How do you factor ${x^3} - 16x$?

Answer 1

Hint:
The given expression ${x^3} - 16x$ consists of the variable ‘x’, which can be treated as any number and can be operated like the same. Take common $'x'$ and use the algebraic identity of the difference of the squares, i.e. ${a^2} - {b^2} = \left( {a - b} \right)\left( {a + b} \right)$ . For getting the required expansion put $a = x$ and $b = 4$ , then solve it further.

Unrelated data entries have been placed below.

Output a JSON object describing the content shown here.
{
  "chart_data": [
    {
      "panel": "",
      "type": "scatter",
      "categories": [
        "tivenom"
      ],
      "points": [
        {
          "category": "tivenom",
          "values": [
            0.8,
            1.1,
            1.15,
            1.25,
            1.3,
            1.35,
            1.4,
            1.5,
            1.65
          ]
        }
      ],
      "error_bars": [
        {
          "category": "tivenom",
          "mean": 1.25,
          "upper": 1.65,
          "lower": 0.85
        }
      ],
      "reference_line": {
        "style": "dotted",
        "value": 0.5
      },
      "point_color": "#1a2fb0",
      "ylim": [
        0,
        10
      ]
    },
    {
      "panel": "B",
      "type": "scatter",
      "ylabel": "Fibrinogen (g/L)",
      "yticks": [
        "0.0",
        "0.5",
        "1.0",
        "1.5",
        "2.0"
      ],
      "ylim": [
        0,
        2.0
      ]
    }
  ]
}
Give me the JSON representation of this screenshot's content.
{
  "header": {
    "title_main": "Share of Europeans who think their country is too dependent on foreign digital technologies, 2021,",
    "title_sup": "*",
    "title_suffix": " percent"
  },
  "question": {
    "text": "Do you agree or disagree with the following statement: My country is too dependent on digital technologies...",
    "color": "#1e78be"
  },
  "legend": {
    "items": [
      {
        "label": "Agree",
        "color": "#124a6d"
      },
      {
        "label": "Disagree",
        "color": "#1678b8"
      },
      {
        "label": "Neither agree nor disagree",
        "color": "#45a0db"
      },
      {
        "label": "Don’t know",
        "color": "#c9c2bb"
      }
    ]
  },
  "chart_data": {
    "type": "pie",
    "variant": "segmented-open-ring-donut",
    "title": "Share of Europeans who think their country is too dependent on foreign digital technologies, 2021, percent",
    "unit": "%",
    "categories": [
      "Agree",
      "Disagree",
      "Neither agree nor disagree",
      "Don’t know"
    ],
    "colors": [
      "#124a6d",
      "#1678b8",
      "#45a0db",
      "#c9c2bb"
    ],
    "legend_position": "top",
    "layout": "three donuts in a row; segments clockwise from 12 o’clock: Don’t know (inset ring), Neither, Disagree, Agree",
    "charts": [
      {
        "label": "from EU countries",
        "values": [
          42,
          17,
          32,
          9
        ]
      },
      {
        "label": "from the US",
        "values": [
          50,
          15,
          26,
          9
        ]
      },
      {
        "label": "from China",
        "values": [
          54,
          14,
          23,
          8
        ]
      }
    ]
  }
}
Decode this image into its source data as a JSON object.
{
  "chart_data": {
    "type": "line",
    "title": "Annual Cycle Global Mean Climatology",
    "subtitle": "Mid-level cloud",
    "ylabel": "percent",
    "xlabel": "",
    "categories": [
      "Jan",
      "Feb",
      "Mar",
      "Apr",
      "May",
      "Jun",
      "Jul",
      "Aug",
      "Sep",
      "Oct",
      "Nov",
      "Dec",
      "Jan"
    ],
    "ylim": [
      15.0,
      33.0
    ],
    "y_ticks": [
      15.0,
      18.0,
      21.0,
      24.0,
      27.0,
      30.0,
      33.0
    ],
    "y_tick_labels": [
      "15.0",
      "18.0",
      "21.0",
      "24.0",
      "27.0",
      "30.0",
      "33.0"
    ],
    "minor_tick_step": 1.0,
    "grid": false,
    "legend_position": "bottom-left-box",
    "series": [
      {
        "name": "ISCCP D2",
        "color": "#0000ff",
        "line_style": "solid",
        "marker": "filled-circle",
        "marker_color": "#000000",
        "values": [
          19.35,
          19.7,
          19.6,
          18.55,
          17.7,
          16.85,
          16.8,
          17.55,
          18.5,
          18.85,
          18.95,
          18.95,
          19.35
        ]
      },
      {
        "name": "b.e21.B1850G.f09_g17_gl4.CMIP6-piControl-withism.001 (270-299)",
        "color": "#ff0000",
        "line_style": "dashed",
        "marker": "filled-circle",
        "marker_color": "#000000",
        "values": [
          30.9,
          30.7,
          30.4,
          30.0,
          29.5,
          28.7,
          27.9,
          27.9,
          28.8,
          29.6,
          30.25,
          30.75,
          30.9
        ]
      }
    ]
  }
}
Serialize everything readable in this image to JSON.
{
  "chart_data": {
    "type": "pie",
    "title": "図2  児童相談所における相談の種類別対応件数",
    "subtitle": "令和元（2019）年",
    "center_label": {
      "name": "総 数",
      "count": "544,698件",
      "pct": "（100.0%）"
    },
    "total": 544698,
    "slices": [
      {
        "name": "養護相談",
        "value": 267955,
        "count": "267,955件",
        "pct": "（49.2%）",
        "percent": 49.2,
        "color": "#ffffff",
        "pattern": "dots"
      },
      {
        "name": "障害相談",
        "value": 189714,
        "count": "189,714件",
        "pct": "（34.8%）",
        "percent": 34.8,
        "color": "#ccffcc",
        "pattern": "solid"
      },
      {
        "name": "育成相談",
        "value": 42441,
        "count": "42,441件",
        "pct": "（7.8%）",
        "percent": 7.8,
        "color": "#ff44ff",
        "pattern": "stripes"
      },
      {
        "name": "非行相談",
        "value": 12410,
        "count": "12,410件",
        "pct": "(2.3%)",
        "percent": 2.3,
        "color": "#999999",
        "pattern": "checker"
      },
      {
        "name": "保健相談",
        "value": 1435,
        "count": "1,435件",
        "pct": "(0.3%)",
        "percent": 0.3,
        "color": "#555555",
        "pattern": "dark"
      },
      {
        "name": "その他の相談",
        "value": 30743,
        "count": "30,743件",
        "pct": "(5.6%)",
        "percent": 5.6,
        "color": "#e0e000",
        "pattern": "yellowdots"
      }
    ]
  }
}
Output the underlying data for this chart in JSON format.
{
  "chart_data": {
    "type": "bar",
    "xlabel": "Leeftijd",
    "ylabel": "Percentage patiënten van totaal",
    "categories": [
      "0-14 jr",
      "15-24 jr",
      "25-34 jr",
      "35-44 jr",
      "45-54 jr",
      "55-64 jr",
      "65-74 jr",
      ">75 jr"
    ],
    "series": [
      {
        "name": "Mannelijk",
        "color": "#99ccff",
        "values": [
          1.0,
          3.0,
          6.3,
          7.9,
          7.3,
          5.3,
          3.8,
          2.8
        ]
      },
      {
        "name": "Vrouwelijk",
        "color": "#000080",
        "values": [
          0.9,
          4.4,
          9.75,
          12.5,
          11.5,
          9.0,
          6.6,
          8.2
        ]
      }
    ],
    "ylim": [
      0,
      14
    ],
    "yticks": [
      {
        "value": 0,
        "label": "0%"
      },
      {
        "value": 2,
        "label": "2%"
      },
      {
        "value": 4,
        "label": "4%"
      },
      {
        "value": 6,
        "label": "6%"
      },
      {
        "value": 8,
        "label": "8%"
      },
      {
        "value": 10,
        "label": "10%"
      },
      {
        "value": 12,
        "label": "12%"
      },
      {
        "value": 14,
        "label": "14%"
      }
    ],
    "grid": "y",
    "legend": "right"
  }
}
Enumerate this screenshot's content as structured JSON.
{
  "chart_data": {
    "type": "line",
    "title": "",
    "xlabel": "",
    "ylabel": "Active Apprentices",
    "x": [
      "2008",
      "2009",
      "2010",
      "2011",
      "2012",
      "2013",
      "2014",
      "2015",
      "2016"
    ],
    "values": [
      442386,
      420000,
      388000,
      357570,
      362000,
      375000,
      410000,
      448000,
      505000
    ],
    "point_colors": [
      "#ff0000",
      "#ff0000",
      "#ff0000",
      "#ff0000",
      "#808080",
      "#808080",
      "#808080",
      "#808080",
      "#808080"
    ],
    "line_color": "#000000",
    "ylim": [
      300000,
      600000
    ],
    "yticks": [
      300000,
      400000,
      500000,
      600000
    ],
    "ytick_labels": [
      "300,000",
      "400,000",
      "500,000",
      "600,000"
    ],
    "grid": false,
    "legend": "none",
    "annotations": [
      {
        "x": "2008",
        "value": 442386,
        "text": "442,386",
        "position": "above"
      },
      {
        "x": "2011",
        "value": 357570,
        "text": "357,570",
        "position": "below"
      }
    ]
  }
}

Complete step by step answer:
Here in this problem, we are given an expression ${x^3} - 16x$, which is in the form of the difference of the cube of one number and a product of constant and ‘x’. And using the algebraic properties we need to factor this expression.
In the expression ${x^3} - 16x$, ‘x’ here is a variable that does not have a constant value and $16$ which is a real number with a constant value. In mathematics, a variable is a symbol that functions as a placeholder for varying expressions or quantities and is often used to represent an arbitrary element of a set.
The factor of the given expression can be done using an algebraic identity. The algebraic equations which are valid for all values of variables in them are called algebraic identities. They are also used for the factorization of polynomials. In this way, algebraic identities are used in the computation of algebraic expressions and solving different polynomials.
Now, in the given expression, let’s take $x$ common
$ \Rightarrow {x^3} - 16x = x\left( {{x^2} - 16} \right)$
As we know that square of $4$ is ${4^2} = 16$. Let’s use this in the above polynomial
\[ \Rightarrow x\left( {{x^2} - 16} \right) = x\left( {{x^2} - {4^2}} \right)\] ….(A)
We know the algebraic identity ${a^2} - {b^2} = \left( {a - b} \right)\left( {a + b} \right)$ , if we put $x = a$ and $b = 4$ then we will get:
$ \Rightarrow {x^2} - {4^2} = \left( {x - 4} \right)\left( {x + 4} \right)$
Now we can combine this result with the expression obtained in (A). This will give us:
\[ \Rightarrow x\left( {{x^2} - {4^2}} \right) = x\left( {x - 4} \right)\left( {x + 4} \right)\]
Therefore, the factor of the expression ${x^3} - 16x$ is given by ${x^3} - 16x = x\left( {x - 4} \right)\left( {x + 4} \right)$

Hence, we can say $x$ , $\left( {x - 4} \right)$ and $\left( {x + 4} \right)$ are the factors of ${x^3} - 16x$

Additional Information:
To understand the concept of expansion better, we can use another example where we can factor the expression ${x^3} + 11x$
For this we can use the algebraic identity ${a^2} - {b^2} = \left( {a - b} \right)\left( {a + b} \right)$ , where we can put $x = a$ and $b = \sqrt {11} $ , this will give us:
$ \Rightarrow {x^3} + 11x = x\left( {{x^2} + 11} \right) = x\left( {x + \sqrt {11} } \right)\left( {x - \sqrt {11} } \right)$
Therefore, for the expression, ${x^3} + 11x$ we got the factors as $x,\left( {x - \sqrt {11} } \right){\text{ and }}\left( {x + \sqrt {11} } \right)$

Note:
In questions like this the use of algebraic identities plays a crucial role in the solution. An alternative approach to the same problem can be taken by using the method of inspection to find a value of ‘x’ for ${x^3} - 16x = 0$ , i.e. $x = 0{\text{ or }}x = 4$ . This gives us one of the factors as $\left( {x - 4} \right){\text{ or }}x$. Now divide the whole expression ${x^3} - 16x$ with $\left( {x - 4} \right){\text{ or }}x$ to get the other factor.